Albayrağa sarılmış tabutlar içinde...
Hiç ummadığın anda ölüm geldi sinsice...
Babalar...Analar...Eşler...
Doğmamış yavrular...
***
Albayrağa sarılmış tabuta uzanan bir el...
Gencecik bir kadın hıçkırıklar içinde...
" aşkım kızımızı sana getirdim "...
" Bana kokun geliyor " diyen ana...
" O bir papatya gibiydi "
" papatyalar ekin oğlumun mezarına "...
***
Gündoğar...
Geceler karanlık...Ayaz...
Ay görünmez...Bulutlu dağlar...
Hava kurşun gibi ağır ve soğuk...
Eller tetikte...
Kato da kahramanlar...
***
Kendine saray yapanlar...
VIP uçaklar alanlar...
Zırhlı makam araçlarıyla dolaşanlar...
İstanbulun bütün saraylarında bile...
Makam odaları hazırlayanlar...
Senin bindiğin helikoptere...
Engel tespit sistemi ni bile takmayı...
Çok görmüşler...
***
Paşam...
Albayım...
Yarbayım...
Binbaşım...
Yüzbaşım...
Astsubayım...
Uzman çavuşum...
Ahh...Be paşam...ahh... Be Songül yarbayım...

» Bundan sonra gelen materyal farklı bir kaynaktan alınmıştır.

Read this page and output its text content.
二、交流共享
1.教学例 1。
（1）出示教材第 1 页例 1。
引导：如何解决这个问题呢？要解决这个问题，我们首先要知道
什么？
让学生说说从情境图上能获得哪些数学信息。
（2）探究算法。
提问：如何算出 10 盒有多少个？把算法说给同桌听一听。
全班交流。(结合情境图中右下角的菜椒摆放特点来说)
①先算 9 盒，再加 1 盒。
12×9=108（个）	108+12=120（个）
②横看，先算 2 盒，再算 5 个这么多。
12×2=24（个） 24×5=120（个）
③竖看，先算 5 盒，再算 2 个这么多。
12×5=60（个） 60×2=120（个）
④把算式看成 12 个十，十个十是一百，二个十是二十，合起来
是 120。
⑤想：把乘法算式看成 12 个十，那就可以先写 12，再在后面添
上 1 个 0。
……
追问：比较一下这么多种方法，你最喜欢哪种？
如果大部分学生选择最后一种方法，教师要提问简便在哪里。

Siz bunca destan yazın da...
Gelin bir tele takılın...
***
Öyle bir destan yazdınız da...
Böyle bir ölümü hakettinizmi herbiriniz...
***
Bu ölüm yakışmadı size...
***
Şimdi tabutlarınızın başında...
Boynu bükük duran devlet Erkan'ı...
Nutuk atıyorlar :
" Şahadet şerbetini içtiler " ..Demek...
Yakışıyormu sizlere...
***
Sıra sıra tabutlarınız albayraklar içerisinde...
Ders verirmi bilmem.....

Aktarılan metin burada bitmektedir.